Les galères
au XVIème Siècle


La galère a été le principal navire de combat sur la Méditerranée pendant des millénaires. Seule, l'apparition de l'artillerie lourde détrôna les combats traditionnels d'infanterie et, à long terme, signifia la fin du règne des galères. Elles furent cependant encore utilisées jusqu'au 19ième siècle. Le dernier grand combat de galères fut la bataille de Lépante.

La galère est un navire fin qui craint les coups de vent. Il ne peut donc être utilisé qu'en période de beau temps, c'est-à-dire, pendant la belle saison d'été.

Il est propulsé par des rameurs, qui, selon les pays et les moyens, étaient des prisonniers de guerre, des renégats, des esclaves ou des hommes libres. La technique du navire a très peu évolué depuis l'antiquité. Une faible voile aidait à la navigation. La voile carré de l'antiquité fut remplacée par la voile latine qui permet de prendre le vent de toutes les directions. Le système des multiples rangs de rames, tradition de l'antiquité, fut abandonné au profit d'un seul de rang de grosses rames actionnées par plusieurs hommes.

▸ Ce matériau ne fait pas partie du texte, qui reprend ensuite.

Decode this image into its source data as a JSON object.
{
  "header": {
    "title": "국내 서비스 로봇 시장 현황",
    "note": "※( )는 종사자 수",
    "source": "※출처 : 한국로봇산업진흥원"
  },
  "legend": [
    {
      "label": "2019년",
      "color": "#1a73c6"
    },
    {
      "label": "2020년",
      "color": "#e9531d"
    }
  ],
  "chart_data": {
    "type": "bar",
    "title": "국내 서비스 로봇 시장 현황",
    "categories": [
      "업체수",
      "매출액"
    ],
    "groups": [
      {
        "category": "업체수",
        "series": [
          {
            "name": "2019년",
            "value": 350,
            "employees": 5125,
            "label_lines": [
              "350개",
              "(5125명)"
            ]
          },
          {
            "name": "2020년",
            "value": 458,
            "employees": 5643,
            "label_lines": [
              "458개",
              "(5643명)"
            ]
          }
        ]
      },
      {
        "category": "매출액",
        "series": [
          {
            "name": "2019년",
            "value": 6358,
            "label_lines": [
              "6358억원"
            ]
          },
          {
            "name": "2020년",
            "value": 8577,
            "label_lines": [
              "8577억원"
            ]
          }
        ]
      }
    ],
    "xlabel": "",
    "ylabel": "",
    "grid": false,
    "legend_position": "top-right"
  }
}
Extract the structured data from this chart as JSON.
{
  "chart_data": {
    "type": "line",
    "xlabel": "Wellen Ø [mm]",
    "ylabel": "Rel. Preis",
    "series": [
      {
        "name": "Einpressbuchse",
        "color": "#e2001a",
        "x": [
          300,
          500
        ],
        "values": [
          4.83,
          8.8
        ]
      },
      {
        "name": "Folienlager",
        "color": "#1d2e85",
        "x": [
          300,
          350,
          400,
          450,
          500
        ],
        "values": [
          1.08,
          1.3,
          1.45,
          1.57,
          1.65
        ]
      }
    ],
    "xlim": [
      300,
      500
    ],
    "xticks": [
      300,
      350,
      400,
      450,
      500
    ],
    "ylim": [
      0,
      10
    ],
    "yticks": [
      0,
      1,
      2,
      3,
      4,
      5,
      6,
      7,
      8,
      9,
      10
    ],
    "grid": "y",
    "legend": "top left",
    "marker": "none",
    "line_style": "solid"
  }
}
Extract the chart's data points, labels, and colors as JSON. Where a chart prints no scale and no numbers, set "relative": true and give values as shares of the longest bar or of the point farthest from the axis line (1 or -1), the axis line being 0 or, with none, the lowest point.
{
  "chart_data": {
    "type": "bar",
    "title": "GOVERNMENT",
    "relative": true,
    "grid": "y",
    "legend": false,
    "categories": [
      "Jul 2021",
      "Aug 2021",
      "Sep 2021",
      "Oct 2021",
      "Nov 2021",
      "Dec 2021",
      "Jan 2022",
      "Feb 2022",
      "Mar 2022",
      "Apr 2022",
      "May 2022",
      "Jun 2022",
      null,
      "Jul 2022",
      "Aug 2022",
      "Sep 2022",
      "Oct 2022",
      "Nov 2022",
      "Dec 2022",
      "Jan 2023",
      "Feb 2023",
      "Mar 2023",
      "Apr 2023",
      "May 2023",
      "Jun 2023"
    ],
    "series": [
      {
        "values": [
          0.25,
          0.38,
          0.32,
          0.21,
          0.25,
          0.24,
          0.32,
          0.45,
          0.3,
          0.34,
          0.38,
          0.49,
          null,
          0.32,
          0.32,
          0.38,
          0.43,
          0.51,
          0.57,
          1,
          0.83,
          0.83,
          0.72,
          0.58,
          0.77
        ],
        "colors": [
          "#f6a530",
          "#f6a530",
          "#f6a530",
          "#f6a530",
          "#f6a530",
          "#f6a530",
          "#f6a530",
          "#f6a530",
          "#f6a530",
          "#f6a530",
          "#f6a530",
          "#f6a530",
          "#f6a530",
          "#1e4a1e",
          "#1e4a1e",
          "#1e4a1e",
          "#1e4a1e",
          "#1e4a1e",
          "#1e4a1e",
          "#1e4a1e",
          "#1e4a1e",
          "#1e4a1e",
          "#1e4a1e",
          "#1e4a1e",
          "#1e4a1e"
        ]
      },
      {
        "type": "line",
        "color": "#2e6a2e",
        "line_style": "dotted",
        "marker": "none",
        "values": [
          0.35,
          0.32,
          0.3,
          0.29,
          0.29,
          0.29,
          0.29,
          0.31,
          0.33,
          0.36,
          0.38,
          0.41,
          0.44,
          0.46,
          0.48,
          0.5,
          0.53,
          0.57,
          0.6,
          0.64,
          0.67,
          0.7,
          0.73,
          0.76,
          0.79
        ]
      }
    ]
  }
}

Rameurs et soldats sur une galère
Les rameurs sont trois par rame. Le garde-chiourme excitait de son fouet les rameurs. Il plaçait les hommes libres au plus près de la coursive, au bout de chaque rame, pour éviter qu'un des prisonniers ou esclaves ne le prenne par les pieds et l'entraîne sous le banc où le pire pouvait l'attendre. Tous les rameurs étaient entravés par des chaînes. Ils devaient donc dormir comme ils le pouvaient sur le banc la tête contre la rame ou sous la rame. L'odeur sur une galère était épouventable car les rameurs devaient déféquer sous les bancs. Une galère était ainsi repérable à 5 milles à la ronde grâce à son odeur. 30 à 90 soldats d'infanterie montaient sur une galère en fonction de son importance. Pendant les combats, les soldats s'échangeaient des tirs d'arquebuses ou d'arbalètes. Lorsque le capitaine manoeuvrait astucieusement, il arponnait de la proue le navire ennemi, et l'infanterie utilisait alors cette faible passerelle pour donner l'assaut. Les rameurs ne pouvaient que se blottir sous les bancs et les rames tandis que les soldats amis ou ennemis marchaient sur leur dos. N'ayant aucune protection, les rameurs étaient très exposés. De plus, si le navire coulait, les rameurs coulaient invariablement avec lui. On comprendra que ce type de combat donnait lieu à des pertes en vie humaine effroyables.

Nourriture
Sur la plupart des navires chrétiens et turques, la nourriture des marins et des soldats est uniquement composé de biscuits qui sont cuits avant le départ. Le biscuit remplace le pain de la terre ferme qui se détèriorerait trop vite en mer. Toutefois le repas était servi de préférence la nuit, afin que le mangeur ne voit pas trop les possibles dégats causés à la nourriture. Il est probable que les razzias permettaient d'améliorer l'ordinaire.

Nouveauté lors de la bataille de Lépante: La galéasse C'est une invention des vénitiens, une galère sur laquelle l'artillerie lourde prend place (jusqu'à une trentaine de pièces) et qui donna l'avantage au camp chrétien pendant la bataille de Lépante. Mais son poids la rend très difficile à tirer par ses propres rameurs, d'où une absence totale de mobilité et donc de manoeuvrabilité. En pratique, les plus lourdes étaient remorquées par les autres galères.